SVB Asset Management
Guess I just don't get it. If I were a CFO/treasurer and earning money-market rates on millions of dollars of idle cash, I should be fired. My clients' idle corporate funds are earning 4.2% with liquidity and an extremely high degree of safety. If you can't figure out how to accomplish that, then you're not much of a CFO/treasurer.
Trinity Consulting Group International
Saving a Reputation
The best way to think about "reputation" is to understand its role in a brand's value-proposition/value-delivery system ("What's a Reputation Worth?" May). Toyota didn't just take a hit to the esteem in which it was once held; its brand proposition was undermined. Toyota's value proposition rests squarely on reliability. It is the chief reason consumers were willing to pay more for a Toyota, and why its resale values were higher versus its competition.
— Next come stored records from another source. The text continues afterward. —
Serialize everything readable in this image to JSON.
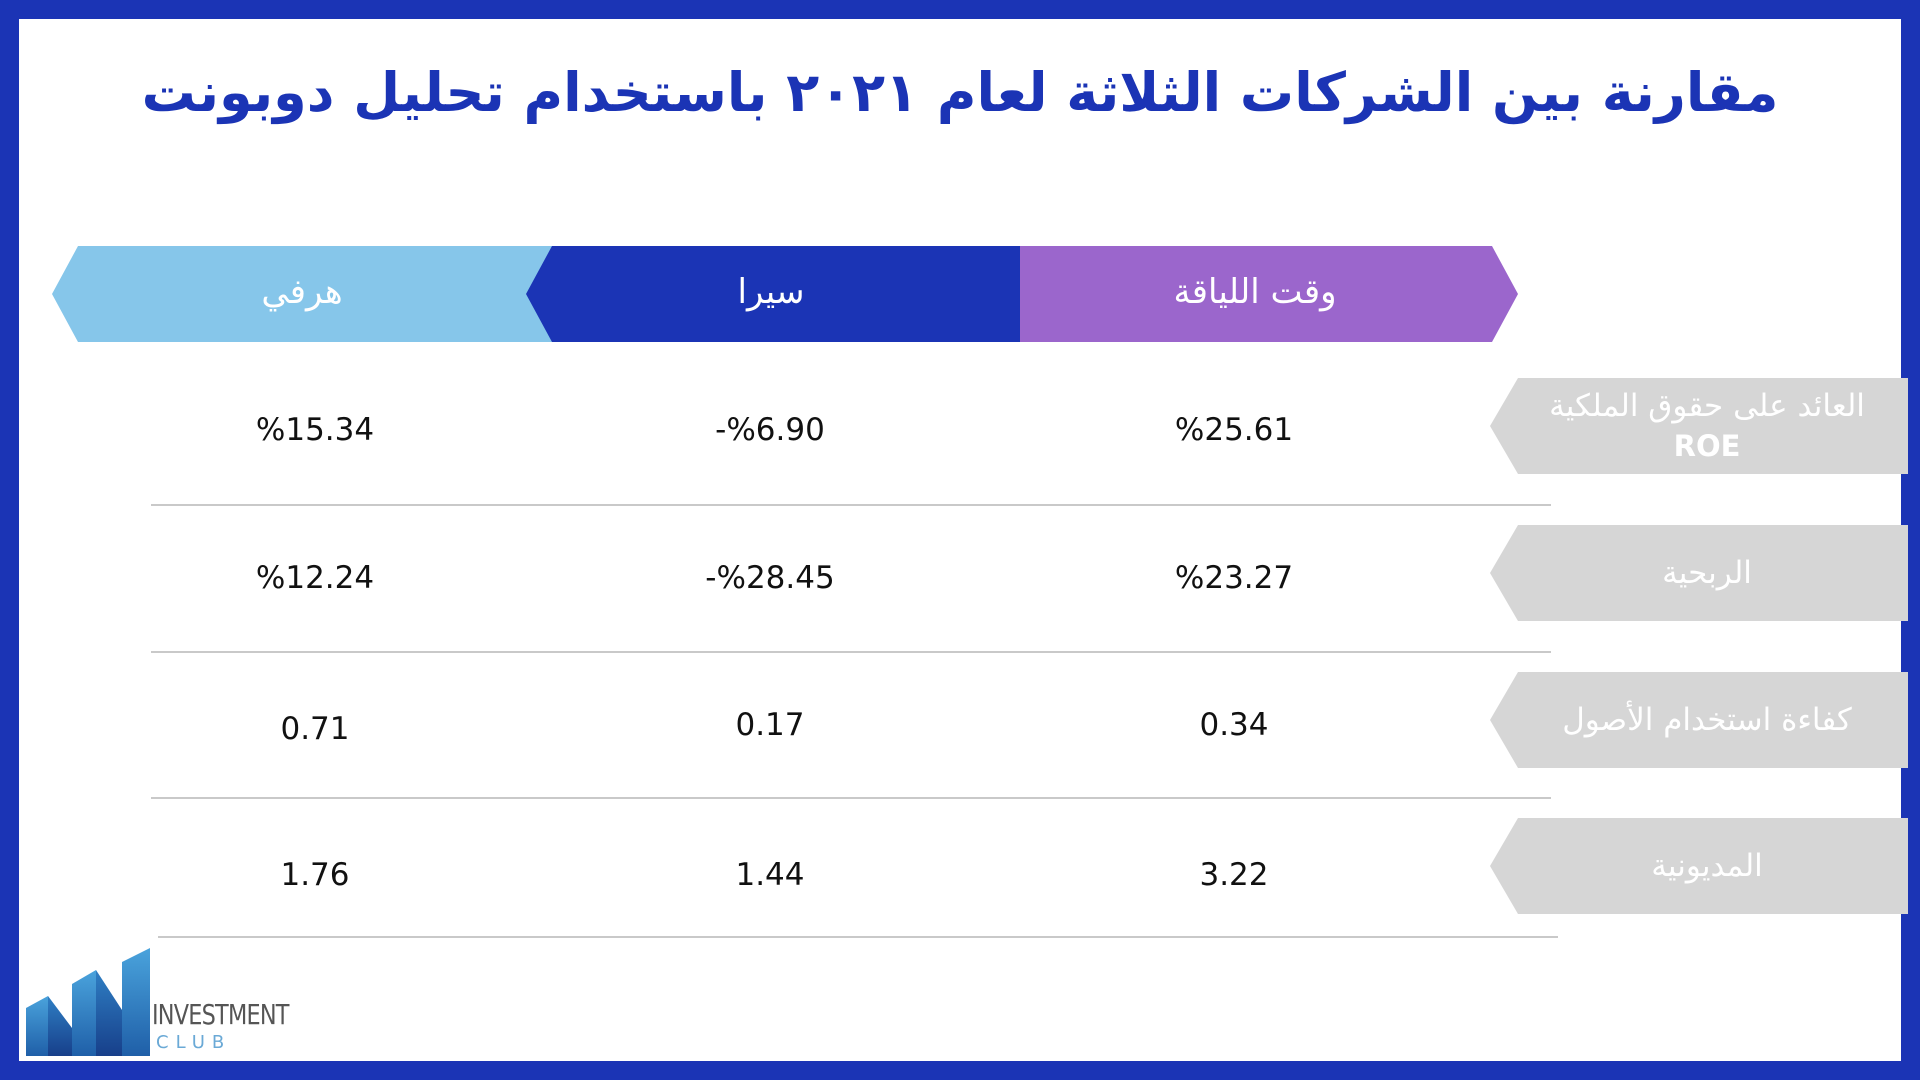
{
  "title": "مقارنة بين الشركات الثلاثة لعام ٢٠٢١ باستخدام تحليل دوبونت",
  "columns": [
    {
      "label": "وقت اللياقة",
      "color": "#9b66cc"
    },
    {
      "label": "سيرا",
      "color": "#1b34b5"
    },
    {
      "label": "هرفي",
      "color": "#86c6ea"
    }
  ],
  "rows": [
    {
      "label": "العائد على حقوق الملكية",
      "sublabel": "ROE",
      "values": [
        "%25.61",
        "-%6.90",
        "%15.34"
      ]
    },
    {
      "label": "الربحية",
      "values": [
        "%23.27",
        "-%28.45",
        "%12.24"
      ]
    },
    {
      "label": "كفاءة استخدام الأصول",
      "values": [
        "0.34",
        "0.17",
        "0.71"
      ]
    },
    {
      "label": "المديونية",
      "values": [
        "3.22",
        "1.44",
        "1.76"
      ]
    }
  ],
  "logo": {
    "word": "INVESTMENT",
    "sub": "CLUB"
  },
  "colors": {
    "frame": "#1b34b5",
    "label_bg": "#d6d6d6",
    "divider": "#c9c9c9"
  }
}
Now that Toyota's management has put its core benefit to consumers at risk, the brand will never regain the position it once held in the minds of consumers. Being slow to respond was bad enough, but that wasn't the key problem. The key problem was that the Toyota value-delivery system was also undermined, which was probably more important than the safety issues themselves. That is, a reliable brand can be counted on to advise its customers of a potential problem before it becomes an issue. Instead, some idiots rolled the dice with the company's most important asset — the brand's key reason for being. Not only did they undermine reliability, they made Toyota untrustworthy.
The monthly sales gain mentioned in the article is nothing to get excited about, because it was achieved with incentives. This is the point of measurement. Reputation is measured every day in terms of market share, revenues, and profits. It's the only measurement that matters.